DESCRIPTION
"Lost and Found" Auction Catalog
CLIENT
DATE
2008
DESIGN CREDITS
Design Director: Rick Valicenti/Thirst
Design: Rick Valicenti and Jennifer Mahanay/Wright Photography: Thea Dickman Programming: Robb Irrgang Research: Emilie Sims PRINT CREDITS
TYPE CREDITS
Omnes, Joshua Darden
Bau, Christian Schwartz Univers, Adrian Frutiger |
QUANTITY PRODUCED
2,500
PRODUCTION COST
$34,000
PRODUCTION TIME
4 weeks
DIMENSIONS: WIDTH × HEIGHT × DEPTH
6.5 in × 10.75 × 0.5 in
PAGE COUNT
168 + Gatefold cover
PRINT METHOD
Offset
PAPER STOCK
Cover: 120 lb McCoy gloss with Cambric patterned nylon gloss lamination
Body: 100 lb McCoy gloss text. NUMBER OF COLORS
CMYK
VARNISHES
Cover: Gloss Laminate
Body: Gloss UV BINDING
Perfect bound
OTHER
Debossing
|
In case you are wondering where or why all this Chicago work came from the simple reason is that I was one of the judges of the The Society of Typographic Arts’ Archive09 competition, so I had the good fortune of seeing plenty of great design first-hand and decided to request some of the entries that caught my attention. But none of it stood out more — especially in terms of tactility — than this catalog for the contemporary art and design auction house Wright. One of the other judges, Rick Valicenti, designed Wright’s identity as well as many of its recent catalogs and publications.
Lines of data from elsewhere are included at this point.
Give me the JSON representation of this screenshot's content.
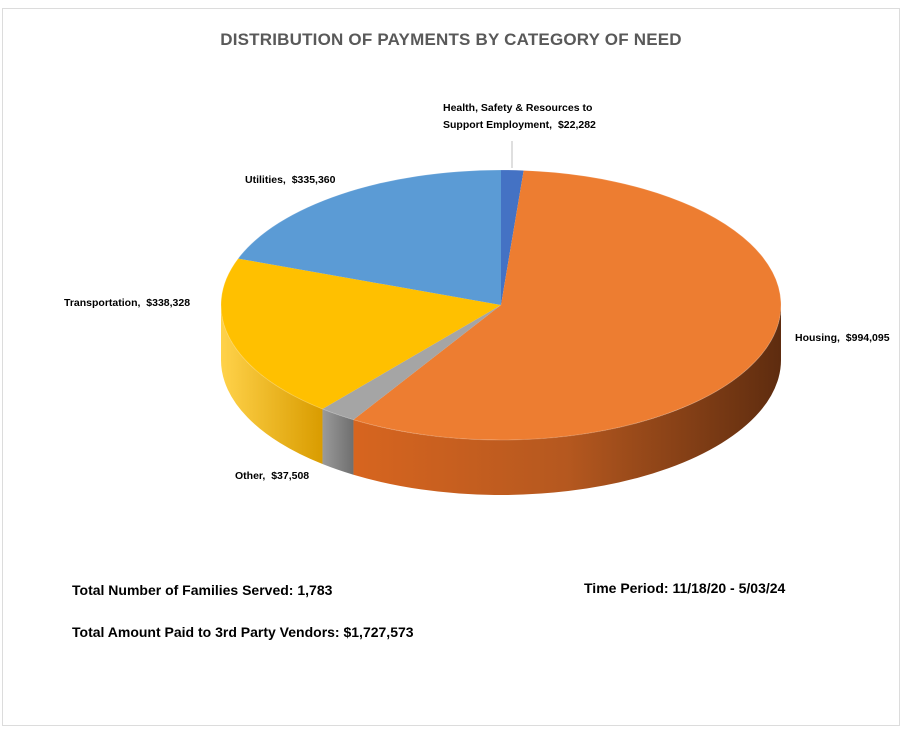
{
  "chart_data": {
    "type": "pie",
    "title": "DISTRIBUTION OF PAYMENTS BY CATEGORY OF NEED",
    "slices": [
      {
        "name": "Health, Safety & Resources to Support Employment",
        "label_line1": "Health, Safety & Resources to",
        "label_line2": "Support Employment,",
        "value_label": "$22,282",
        "value": 22282,
        "color": "#4472C4"
      },
      {
        "name": "Housing",
        "label_line1": "Housing,",
        "value_label": "$994,095",
        "value": 994095,
        "color": "#ED7D31"
      },
      {
        "name": "Other",
        "label_line1": "Other,",
        "value_label": "$37,508",
        "value": 37508,
        "color": "#A5A5A5"
      },
      {
        "name": "Transportation",
        "label_line1": "Transportation,",
        "value_label": "$338,328",
        "value": 338328,
        "color": "#FFC000"
      },
      {
        "name": "Utilities",
        "label_line1": "Utilities,",
        "value_label": "$335,360",
        "value": 335360,
        "color": "#5B9BD5"
      }
    ],
    "style": "3d"
  },
  "stats": {
    "families_label": "Total Number of Families Served:",
    "families_value": "1,783",
    "period_label": "Time Period:",
    "period_value": "11/18/20 - 5/03/24",
    "vendors_label": "Total Amount Paid to 3rd Party Vendors:",
    "vendors_value": "$1,727,573"
  }
}
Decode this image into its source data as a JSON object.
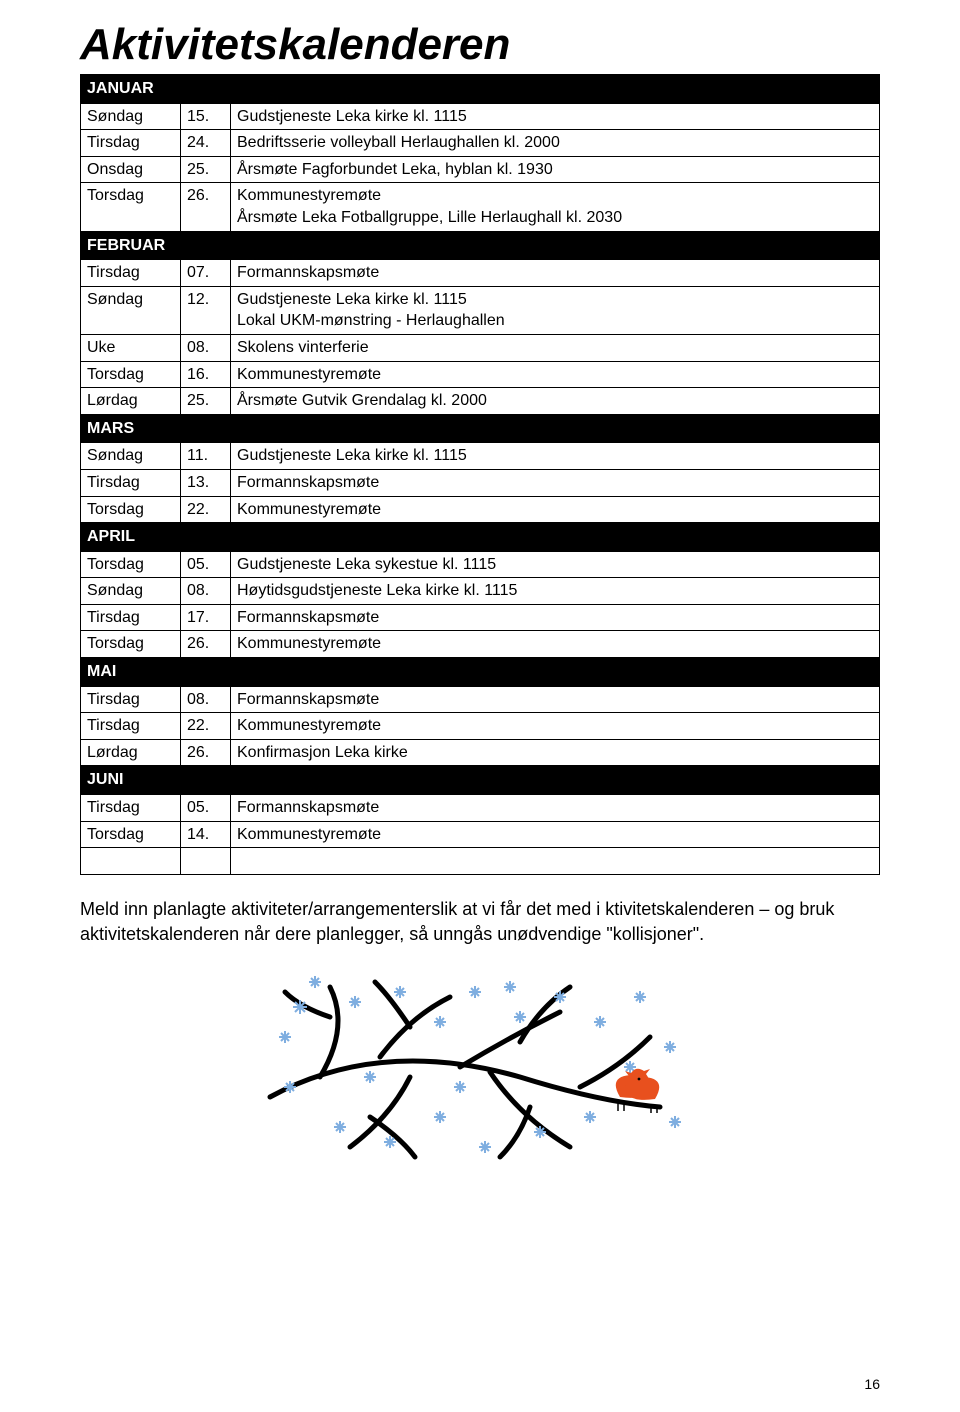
{
  "title": "Aktivitetskalenderen",
  "months": [
    {
      "name": "JANUAR",
      "rows": [
        {
          "day": "Søndag",
          "num": "15.",
          "desc": "Gudstjeneste Leka kirke kl. 1115"
        },
        {
          "day": "Tirsdag",
          "num": "24.",
          "desc": "Bedriftsserie volleyball Herlaughallen kl. 2000"
        },
        {
          "day": "Onsdag",
          "num": "25.",
          "desc": "Årsmøte Fagforbundet Leka, hyblan kl. 1930"
        },
        {
          "day": "Torsdag",
          "num": "26.",
          "desc": "Kommunestyremøte\nÅrsmøte Leka Fotballgruppe, Lille Herlaughall kl. 2030"
        }
      ]
    },
    {
      "name": "FEBRUAR",
      "rows": [
        {
          "day": "Tirsdag",
          "num": "07.",
          "desc": "Formannskapsmøte"
        },
        {
          "day": "Søndag",
          "num": "12.",
          "desc": "Gudstjeneste Leka kirke kl. 1115\nLokal UKM-mønstring - Herlaughallen"
        },
        {
          "day": "Uke",
          "num": "08.",
          "desc": "Skolens vinterferie"
        },
        {
          "day": "Torsdag",
          "num": "16.",
          "desc": "Kommunestyremøte"
        },
        {
          "day": "Lørdag",
          "num": "25.",
          "desc": "Årsmøte Gutvik Grendalag kl. 2000"
        }
      ]
    },
    {
      "name": "MARS",
      "rows": [
        {
          "day": "Søndag",
          "num": "11.",
          "desc": "Gudstjeneste Leka kirke kl. 1115"
        },
        {
          "day": "Tirsdag",
          "num": "13.",
          "desc": "Formannskapsmøte"
        },
        {
          "day": "Torsdag",
          "num": "22.",
          "desc": "Kommunestyremøte"
        }
      ]
    },
    {
      "name": "APRIL",
      "rows": [
        {
          "day": "Torsdag",
          "num": "05.",
          "desc": "Gudstjeneste Leka sykestue kl. 1115"
        },
        {
          "day": "Søndag",
          "num": "08.",
          "desc": "Høytidsgudstjeneste Leka kirke kl. 1115"
        },
        {
          "day": "Tirsdag",
          "num": "17.",
          "desc": "Formannskapsmøte"
        },
        {
          "day": "Torsdag",
          "num": "26.",
          "desc": "Kommunestyremøte"
        }
      ]
    },
    {
      "name": "MAI",
      "rows": [
        {
          "day": "Tirsdag",
          "num": "08.",
          "desc": "Formannskapsmøte"
        },
        {
          "day": "Tirsdag",
          "num": "22.",
          "desc": "Kommunestyremøte"
        },
        {
          "day": "Lørdag",
          "num": "26.",
          "desc": "Konfirmasjon Leka kirke"
        }
      ]
    },
    {
      "name": "JUNI",
      "rows": [
        {
          "day": "Tirsdag",
          "num": "05.",
          "desc": "Formannskapsmøte"
        },
        {
          "day": "Torsdag",
          "num": "14.",
          "desc": "Kommunestyremøte"
        },
        {
          "day": "",
          "num": "",
          "desc": ""
        }
      ]
    }
  ],
  "footer": "Meld inn planlagte aktiviteter/arrangementerslik at vi får det med i ktivitetskalenderen – og bruk aktivitetskalenderen når dere planlegger, så unngås unødvendige \"kollisjoner\".",
  "page_number": "16",
  "colors": {
    "header_bg": "#000000",
    "header_fg": "#ffffff",
    "border": "#000000",
    "text": "#000000",
    "bird": "#e8501e",
    "snowflake": "#7faee0"
  }
}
While Rick was verboten to comment (or, of course, vote) on his own pieces I couldn’t resist yelling across the room, as I held the catalog in my hands, “nice paper choice.” He replied, “I made that paper.” Proclamations like this are not rare with Rick so I had to do a double take. Indeed, the paper, a trusty 120-pound McCoy had been tricked out with a “Cambric patterned nylon gloss lamination” that gave the cover an amazing texture. Like linen, on deliciously glossy steroids. Jennifer Mahanay, a designer at Wright, shared plenty of information about this project, including a detail on the cover:
For the cover we sought a material as tactile and glossy as the objects themselves — our collaborative printer, Curtiss Haug of Graphic Arts Studio — located a patterned debossing roll which turned a smooth gloss laminate into a surface similar to that of a rubber raft upon which Utopia’s outlined logotype was debossed.
While the cover provides the initial tactile reaction, the inside of the catalog is a remarkably glossy depiction of the items up for auction in “Utopia: Lost and Found,” a collection of “radical-pop furniture and objects.” Jennifer explains how the inside came together, i.e., harder than it looks:
Taking cues from the items themselves, we knew the pages should be richly saturated with color, luscious and glossy. To determine the design direction, we literally began to cut-and-paste. Taking digital snapshots of each item, we created flash cards. The flash cards were spread out on the table, and soon the items began to arrange themselves chromatically in a lovely ROYGBIV sequence. The caption lot numbers followed the chromatic cue of the objects themselves. We photographed the collection at eye-level — straight on or in strict profile — on white backgrounds, providing a consistent look over 168 pages. Metallic and white objects were photographed on black. Once photographed the items were juxtaposed with a designer’s care and not without a sense of humor (see Playboys + Ettore Sottsass vase)!
From cover to cover, this is a truly outstanding piece. For $40 you don’t have to take my word for it and purchase the catalog from Wright.
The double gate-fold cover features original collages by the collector, printed full bleed on the inside front and back. These collages reflect the love and diligence that went into building this collection and all the ephemera that is gathered along the way.